Sprint to the finish

Work with the team
While Gohashi independently laid out the goals for the company before he arrived, he made sure that he took in information
from his team members to get their input as to how they were going to accomplish those goals.
“I sat down with the heads of each department and asked what would make them more effective, help increase sales and help
them meet the 555 plan,” says Gohashi.

What he found was that some departments were understaffed, relying on some support functions to be provided by the headquarters in Japan, which was cumbersome and inefficient.

Gohashi ramped up staffing in departments that were shorthanded and persuaded headquarters to give him more independent
control over the U.S. operations, something relatively easy for him to do as a long-term employee of ASICS.
“Allowing departments to staff up takes away some of the responsibility that we relied on the parent company to help us with,
making the U.S. office more effective,” says Gohashi.

Gohashi continues to meet with his team regularly, reviewing what they need to stay on track with the 555 plan. Gohashi says
that because the overall revenue numbers don’t reflect what the individual departments need, he has to stay in close touch with
each to make sure it has the resources it needs.
“Since our growth has come so quickly, each department is struggling with how to react to the growth — the demand for more
product, more marketing, more promotions, more categories, and so forth,” says Gohashi.

By talking to his team, he also found that not enough money was being spent on marketing and promotions.

Before Gohashi arrived, most of ASICS America’s advertising had been in magazines such as Runners World and Running Times, publications that reached the company’s target audience but missed a segment of the consumer audience
interested in healthier life-styles, not necessarily strictly in running. Only about a quarter of those who buy running shoes purchase them for running.

To reach into the nonrunner group, Gohashi expanded the brand’s advertising, boosting its ad budget by 22 percent and moving it into magazines with wider circulation that reached bigger target audiences.
“We’re not just talking to the running geek, which we were with Runner’s World or Running Times,” says
Gohashi. “We still maintain magazine advertising, but now it’s going to a broader audience in publications like
Oprah or Cooking Light, so it’s out to a broader consumer in hope that sales will increase when more people know
about the brand instead of just runners.”

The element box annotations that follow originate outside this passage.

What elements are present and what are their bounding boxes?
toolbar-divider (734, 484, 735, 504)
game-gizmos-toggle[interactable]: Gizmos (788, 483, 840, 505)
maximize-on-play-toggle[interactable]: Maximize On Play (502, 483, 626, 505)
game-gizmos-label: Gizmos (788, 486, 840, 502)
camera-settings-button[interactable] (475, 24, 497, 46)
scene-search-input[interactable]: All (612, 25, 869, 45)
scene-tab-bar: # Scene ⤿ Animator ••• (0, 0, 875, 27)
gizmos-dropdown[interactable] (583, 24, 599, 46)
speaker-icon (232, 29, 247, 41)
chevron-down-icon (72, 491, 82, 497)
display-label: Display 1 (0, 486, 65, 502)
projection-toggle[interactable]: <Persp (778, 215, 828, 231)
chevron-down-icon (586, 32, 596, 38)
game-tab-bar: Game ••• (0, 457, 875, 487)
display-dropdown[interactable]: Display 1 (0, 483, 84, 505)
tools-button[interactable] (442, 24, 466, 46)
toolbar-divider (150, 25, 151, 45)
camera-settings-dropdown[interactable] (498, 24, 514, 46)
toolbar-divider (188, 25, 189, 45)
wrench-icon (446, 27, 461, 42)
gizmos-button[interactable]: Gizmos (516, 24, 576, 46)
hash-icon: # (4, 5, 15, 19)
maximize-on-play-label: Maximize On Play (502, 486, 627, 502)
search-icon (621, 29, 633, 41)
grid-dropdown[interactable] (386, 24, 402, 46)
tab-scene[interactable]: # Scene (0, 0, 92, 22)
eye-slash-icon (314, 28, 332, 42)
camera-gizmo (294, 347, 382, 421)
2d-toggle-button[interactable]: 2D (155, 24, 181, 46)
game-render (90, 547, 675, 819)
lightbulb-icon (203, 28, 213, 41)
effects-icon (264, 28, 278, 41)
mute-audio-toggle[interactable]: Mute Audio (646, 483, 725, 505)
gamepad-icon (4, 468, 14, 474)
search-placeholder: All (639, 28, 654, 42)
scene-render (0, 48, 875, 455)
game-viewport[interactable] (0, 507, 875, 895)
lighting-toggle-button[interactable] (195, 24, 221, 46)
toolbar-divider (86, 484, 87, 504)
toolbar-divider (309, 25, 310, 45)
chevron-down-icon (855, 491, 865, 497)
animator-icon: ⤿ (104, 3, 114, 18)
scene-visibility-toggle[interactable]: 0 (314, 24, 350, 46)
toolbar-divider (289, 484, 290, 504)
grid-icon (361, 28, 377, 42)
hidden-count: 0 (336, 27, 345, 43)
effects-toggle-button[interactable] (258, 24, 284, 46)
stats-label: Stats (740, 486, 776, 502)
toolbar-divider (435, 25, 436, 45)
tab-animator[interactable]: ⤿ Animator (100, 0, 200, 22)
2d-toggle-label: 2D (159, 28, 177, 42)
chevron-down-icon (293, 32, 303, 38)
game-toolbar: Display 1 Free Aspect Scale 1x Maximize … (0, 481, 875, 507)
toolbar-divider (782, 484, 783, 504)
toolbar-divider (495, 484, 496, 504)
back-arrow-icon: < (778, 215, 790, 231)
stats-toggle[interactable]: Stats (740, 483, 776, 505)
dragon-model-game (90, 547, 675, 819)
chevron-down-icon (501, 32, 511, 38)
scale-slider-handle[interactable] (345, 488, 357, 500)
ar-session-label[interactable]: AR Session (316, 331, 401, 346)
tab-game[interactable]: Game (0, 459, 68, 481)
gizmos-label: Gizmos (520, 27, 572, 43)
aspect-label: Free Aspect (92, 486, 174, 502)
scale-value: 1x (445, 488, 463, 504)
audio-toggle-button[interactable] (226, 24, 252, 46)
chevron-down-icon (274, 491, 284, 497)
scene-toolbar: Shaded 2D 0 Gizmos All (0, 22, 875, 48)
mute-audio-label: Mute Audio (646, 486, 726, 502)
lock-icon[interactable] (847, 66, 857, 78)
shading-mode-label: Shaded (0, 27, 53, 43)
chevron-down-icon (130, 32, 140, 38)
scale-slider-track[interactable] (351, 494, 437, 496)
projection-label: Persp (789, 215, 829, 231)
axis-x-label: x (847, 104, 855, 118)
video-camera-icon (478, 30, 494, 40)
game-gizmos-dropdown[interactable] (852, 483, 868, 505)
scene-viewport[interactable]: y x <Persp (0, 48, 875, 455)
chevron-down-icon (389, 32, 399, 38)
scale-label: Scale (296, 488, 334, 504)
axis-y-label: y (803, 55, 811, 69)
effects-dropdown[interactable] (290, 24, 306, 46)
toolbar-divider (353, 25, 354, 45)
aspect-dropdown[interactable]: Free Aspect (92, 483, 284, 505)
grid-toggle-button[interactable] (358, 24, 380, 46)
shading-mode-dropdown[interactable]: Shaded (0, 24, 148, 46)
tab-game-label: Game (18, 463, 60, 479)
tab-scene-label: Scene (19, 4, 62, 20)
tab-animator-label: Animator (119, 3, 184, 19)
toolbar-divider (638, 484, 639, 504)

While he attempted to widen the marketplace to reach buyers beyond the runners segment, Gohashi didn’t desert
ASICS America’s core market, where it had built its reputation for running shoes. Gohashi says that to reinforce
its stature among runners and build its overall visibility, ASICS America struck a sponsorship deal with the New
York City Marathon, where about 37,000 runners compete, and half wear ASICS brand shoes.